Taunton bore him – London bred him,
Piety trained him, virtue led him;
Earth enriched him, heaven caressed him,
Taunton blest him, London blest him;
This thankful town, that mindful city.
Share his piety and his pity;
What he gave, and how he gave it,
Ask the poor, and you shall have it.
Gentle reader, Heaven may strike
Thy tender heart to do the like;
And now thy eyes have read this story,
Give him the praise and Heaven the glory.‎

And another on a tailor, who invented ruffs. The Assize Court is an ancient building, 120 feet long, erected in 1577, close to the gate of the Castle, which was founded here by Ina, King of Wessex, and rebuilt after the Conquest by the Bishops of Winchester. It was successfully defended by Blake against the Royalists in the civil war, but dismantled by Charles II. Here the ill-fated Monmouth proclaimed himself king in 1685. Forty young ladies presented him with a banner, worked at the cost of the town, for which they were specially excepted in King James’ proclamation of amnesty, issued some months afterwards. After his defeat at Sedgemoor, near Bridgewater, King James’s Chief Justice, Jefferies, the worthy tool of such a monster, held his bloody assize at Taunton, when hundreds of poor wretches were condemned to death, after being persuaded to throw themselves on the king’s mercy. His executioner, Kirke, hanged one man three times on the White Hart sign post, and cried out he would do it again if he could. The joy of the town therefore, when the Prince of Orange appeared, was proportionately great. The Town Hall and Assembly Room, built in 1723, are over the marketplace, which stands in an open spot at the junction of the principal streets, called the Parade. A new room at the Taunton Institution was established in 1823. There is now being built a new Shire Hall, to be used instead of the old assize courts. The streets are in general airy and well built, which adds considerably to the pleasant aspect of the town. The outskirts are furnished with large spreading gardens and orchards. One of the best and most conspicuous buildings is the Wesleyan Collegiate Institution, a Tudor range, 250 feet long (built 1847); it contains room for 100 students. This, among others, was the result of the centenary celebration.

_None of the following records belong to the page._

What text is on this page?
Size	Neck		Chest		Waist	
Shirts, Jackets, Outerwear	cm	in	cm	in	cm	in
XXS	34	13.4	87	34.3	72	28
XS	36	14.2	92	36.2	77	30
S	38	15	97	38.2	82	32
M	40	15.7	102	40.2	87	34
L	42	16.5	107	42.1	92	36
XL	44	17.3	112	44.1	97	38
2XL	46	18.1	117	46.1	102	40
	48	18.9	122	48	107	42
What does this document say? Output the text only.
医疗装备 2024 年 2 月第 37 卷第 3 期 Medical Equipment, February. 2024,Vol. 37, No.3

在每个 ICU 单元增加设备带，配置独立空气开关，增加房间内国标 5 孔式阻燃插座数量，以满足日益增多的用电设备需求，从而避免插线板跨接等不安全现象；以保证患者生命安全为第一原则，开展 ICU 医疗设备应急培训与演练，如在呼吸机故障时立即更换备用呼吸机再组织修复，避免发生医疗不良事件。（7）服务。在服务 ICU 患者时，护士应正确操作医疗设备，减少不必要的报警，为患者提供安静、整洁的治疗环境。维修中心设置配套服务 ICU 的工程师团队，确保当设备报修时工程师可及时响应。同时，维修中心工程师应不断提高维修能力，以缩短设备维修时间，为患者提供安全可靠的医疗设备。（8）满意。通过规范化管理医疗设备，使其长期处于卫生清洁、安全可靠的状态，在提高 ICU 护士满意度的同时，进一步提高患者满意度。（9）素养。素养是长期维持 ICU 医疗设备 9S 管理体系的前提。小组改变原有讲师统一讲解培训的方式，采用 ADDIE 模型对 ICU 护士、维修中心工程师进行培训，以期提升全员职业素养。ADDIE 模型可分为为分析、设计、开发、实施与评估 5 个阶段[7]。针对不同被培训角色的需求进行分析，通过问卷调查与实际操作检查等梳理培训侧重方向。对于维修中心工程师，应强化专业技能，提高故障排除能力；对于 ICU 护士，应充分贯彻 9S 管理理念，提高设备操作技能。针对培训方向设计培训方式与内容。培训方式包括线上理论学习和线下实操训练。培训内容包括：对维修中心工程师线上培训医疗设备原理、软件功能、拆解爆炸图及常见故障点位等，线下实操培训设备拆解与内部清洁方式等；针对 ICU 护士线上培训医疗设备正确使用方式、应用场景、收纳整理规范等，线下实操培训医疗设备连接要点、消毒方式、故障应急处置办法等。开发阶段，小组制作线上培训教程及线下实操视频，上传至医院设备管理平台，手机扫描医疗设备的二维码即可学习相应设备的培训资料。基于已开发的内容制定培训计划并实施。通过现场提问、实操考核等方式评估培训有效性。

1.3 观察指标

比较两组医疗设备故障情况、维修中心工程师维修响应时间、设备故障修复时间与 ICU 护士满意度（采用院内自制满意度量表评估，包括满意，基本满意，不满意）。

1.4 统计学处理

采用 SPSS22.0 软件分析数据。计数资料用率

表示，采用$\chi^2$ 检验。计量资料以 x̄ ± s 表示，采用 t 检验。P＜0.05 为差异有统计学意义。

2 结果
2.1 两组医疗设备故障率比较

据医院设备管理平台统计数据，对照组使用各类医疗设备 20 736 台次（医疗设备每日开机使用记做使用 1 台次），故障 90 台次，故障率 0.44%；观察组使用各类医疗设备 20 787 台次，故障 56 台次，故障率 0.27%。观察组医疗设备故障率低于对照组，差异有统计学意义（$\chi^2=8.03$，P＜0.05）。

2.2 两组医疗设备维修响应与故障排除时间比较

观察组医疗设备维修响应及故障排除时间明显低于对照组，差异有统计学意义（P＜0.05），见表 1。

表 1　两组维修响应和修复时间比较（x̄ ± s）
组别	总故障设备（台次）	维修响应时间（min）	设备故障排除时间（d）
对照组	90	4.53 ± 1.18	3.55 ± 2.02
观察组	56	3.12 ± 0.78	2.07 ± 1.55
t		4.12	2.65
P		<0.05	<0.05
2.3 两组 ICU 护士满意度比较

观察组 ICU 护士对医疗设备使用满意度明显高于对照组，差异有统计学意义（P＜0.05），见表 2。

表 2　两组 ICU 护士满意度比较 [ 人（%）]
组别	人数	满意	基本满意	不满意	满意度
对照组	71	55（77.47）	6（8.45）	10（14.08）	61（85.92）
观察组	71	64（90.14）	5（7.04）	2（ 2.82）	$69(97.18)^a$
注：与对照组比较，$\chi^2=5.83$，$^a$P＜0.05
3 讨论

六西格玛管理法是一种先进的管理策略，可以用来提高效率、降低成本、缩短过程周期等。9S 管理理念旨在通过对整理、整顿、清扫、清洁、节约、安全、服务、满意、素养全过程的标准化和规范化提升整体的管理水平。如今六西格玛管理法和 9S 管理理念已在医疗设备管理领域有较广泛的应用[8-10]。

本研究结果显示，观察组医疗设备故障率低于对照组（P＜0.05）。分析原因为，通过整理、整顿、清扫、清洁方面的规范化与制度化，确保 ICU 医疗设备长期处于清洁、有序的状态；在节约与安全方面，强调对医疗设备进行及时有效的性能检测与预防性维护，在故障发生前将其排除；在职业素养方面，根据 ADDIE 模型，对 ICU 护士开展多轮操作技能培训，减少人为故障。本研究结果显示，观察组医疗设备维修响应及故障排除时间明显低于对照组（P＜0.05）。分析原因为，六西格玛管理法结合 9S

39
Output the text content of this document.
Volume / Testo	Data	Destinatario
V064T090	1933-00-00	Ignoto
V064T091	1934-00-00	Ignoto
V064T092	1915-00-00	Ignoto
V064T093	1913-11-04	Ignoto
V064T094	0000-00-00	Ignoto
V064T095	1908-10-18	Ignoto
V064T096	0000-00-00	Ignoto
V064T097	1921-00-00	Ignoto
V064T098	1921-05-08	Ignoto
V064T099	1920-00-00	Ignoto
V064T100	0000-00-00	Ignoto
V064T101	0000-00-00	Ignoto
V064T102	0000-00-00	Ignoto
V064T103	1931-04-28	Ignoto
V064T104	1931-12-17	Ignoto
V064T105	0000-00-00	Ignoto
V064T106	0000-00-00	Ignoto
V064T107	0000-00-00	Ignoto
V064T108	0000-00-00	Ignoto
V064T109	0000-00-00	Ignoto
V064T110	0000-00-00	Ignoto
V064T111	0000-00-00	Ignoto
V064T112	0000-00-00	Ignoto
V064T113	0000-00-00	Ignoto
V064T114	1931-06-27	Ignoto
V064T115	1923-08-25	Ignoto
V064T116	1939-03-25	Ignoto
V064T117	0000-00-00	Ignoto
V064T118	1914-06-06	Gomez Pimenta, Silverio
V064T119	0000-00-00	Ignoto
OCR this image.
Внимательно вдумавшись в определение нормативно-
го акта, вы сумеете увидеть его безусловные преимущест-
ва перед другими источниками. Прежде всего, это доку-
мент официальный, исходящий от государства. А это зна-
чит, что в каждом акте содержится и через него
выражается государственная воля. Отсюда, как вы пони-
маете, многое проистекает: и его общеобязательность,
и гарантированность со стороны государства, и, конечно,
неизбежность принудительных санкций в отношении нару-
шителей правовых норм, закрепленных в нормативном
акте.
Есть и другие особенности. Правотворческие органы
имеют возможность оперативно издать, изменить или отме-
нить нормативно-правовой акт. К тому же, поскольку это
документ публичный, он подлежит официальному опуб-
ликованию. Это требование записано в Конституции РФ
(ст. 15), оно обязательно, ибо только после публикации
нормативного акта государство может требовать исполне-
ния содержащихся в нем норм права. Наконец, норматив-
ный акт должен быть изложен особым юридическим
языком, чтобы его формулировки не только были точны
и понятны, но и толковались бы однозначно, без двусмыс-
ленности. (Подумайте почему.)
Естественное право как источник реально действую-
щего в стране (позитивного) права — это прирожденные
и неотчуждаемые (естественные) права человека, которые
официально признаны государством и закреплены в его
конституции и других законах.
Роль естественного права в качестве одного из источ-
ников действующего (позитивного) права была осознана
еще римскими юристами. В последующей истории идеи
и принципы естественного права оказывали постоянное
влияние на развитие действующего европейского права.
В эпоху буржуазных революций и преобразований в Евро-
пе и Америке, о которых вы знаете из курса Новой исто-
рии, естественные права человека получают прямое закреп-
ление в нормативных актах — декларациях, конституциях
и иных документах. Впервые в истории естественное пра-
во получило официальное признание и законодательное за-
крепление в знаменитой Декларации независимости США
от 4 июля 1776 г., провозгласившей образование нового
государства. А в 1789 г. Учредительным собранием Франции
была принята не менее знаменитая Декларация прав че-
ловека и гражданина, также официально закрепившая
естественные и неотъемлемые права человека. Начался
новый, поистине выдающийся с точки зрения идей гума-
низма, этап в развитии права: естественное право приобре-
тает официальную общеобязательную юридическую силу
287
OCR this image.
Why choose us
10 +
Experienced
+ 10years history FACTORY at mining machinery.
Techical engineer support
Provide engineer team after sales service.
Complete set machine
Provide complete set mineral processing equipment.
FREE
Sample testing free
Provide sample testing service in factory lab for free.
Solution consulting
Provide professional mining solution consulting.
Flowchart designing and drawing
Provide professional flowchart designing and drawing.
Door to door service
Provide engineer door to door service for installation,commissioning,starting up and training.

A little outside Taunton, across the Tone, is Price’s Farm, the site of a friary; and in this direction you come on a very ancient bridge, of one arch, called Ram’s Horn, and which is said to be a Roman structure.

Within a short distance of Taunton are also Pyrland, the seat of R. King, Esq. Sandhill, that of Sir T. Lethbridge, Bart., is near Combe Florey, the rectory formerly of Sydney Smith. Milverton, in a pretty spot, was the birth place of the philosopher, the late Dr. Thomas Young. Ninehead is the seat of E. Sandford, Esq.